The form the series takes sensitises the viewer to body language, gestures and appearance of the individuals. Some figures are quietly looking out over the photographer into the distance, their heads slightly tilted. If you know Trafalgar Square you can guess what they see. In the middle of the square is Nelson’s Column, 185 feet high and crowned by the 17-foot bronze statue of the British admiral. The people in the photographs are probably looking at the victorious lord from their exposed vantage point. Others have their eyes closed and let the low afternoon sun shine in their faces. In others they are looking down – leaning on the railing – at the probably busy square in front of the museum. To see and be seen are the two poles between which the relationship of the photographer, the person in the photograph and the invisible figure on the column unfolds.

In her pictures Cherine Fahd seeks out moments experienced more or less consciously between two levels of reality leading to different representations and perceptions of the self.

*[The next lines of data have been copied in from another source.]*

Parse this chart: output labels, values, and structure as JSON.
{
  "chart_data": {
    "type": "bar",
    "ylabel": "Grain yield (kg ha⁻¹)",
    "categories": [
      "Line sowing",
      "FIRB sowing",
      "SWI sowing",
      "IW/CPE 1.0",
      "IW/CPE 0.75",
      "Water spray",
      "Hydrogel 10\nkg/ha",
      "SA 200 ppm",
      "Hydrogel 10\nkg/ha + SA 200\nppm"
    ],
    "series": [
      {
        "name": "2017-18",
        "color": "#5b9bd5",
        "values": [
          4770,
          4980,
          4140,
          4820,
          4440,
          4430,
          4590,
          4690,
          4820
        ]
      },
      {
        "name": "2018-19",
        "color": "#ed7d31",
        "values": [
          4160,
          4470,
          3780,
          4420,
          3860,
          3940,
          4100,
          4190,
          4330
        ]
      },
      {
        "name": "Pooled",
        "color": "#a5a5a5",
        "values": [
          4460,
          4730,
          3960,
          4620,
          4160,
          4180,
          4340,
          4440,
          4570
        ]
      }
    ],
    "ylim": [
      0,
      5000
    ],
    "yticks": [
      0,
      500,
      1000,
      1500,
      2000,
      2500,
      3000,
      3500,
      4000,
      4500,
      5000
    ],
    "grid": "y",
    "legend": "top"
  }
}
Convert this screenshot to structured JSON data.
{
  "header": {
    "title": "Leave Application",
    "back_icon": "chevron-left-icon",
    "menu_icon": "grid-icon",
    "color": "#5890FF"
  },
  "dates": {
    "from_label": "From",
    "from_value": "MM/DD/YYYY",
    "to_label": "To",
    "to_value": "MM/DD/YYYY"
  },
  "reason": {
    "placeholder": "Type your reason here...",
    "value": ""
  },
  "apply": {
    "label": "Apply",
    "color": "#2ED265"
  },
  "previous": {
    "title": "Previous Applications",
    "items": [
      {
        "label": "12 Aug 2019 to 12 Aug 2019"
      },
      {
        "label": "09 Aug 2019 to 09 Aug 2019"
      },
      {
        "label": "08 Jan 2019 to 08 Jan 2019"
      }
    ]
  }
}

To this end she chooses a perspective and composition inevitably reminiscent of other works in art history. There are countless examples of sculptures standing in niches or wall paintings being framed by two huge columns. Even in portraits the column has been popular since the Renaissance for prestigious iconography. Frescos like Giustiniana Giustinian and her nurse by Veronese from 1560/61 (Cf. Ill. 1) are similarly composed to the Trafalgar Square series. Whilst this Renaissance painter emphasizes the prestigious position of the lady of the house behind the balustrade in his mural by painting from a very low point of view, Rembrandt van Rijn’s famous work Ecce Homo from 1655 has a different effect (Cf. Ill. 2). Here the viewer is not forced into the position of an obeisant subject, but becomes the judge of Christ presented on an elevated stage. Both artists integrate the viewer as an active part of their image concept.

Although Cherine Fahd uses the same concept as the two Renaissance artists, the viewer remains a neutral observer, since there is no direct eye contact with the person in the photograph. Edouard Manet gives the viewer a similar role in his painting The Balcony (Cf. Ill. 3) from 1868/69. Framed by two tall window shutters Manet presents his figures on a balcony behind a wrought iron railing. By choosing a place bordering private and public he succeeds in describing how private behaviour can become a pose.

In Cherine Fahd’s Trafalgar Square series the subject is not on the border between private and public but between an attitude intended for outward appearance and a rare moment of “self-absorption”. Like Manet she singles out individuals from the anonymous mass and turns them into a timeless allegorie reélle for the real, unmasked self. An aura of silence seems to envelop them. Something best described as an “in-between-situation” is at the centre of the Trafalgar Square series, situations disconnecting individual people from their purposeful, rational flow of actions and giving them the dignity of something timeless, sublime. The artist looks for these precious moments between the columns and she finds them, because she can “listen” with her camera. With the delicate, unobtrusive note of her photographs Cherine Fahd explores the possibilities of making emotions visible within the tension between the individual and the urban context. Thus, she documents a realm as mysterious as it is familiar. In a figurative sense she succeeds in capturing for a split second the moment between the two swings of a pendulum and to transform it into a timeless picture.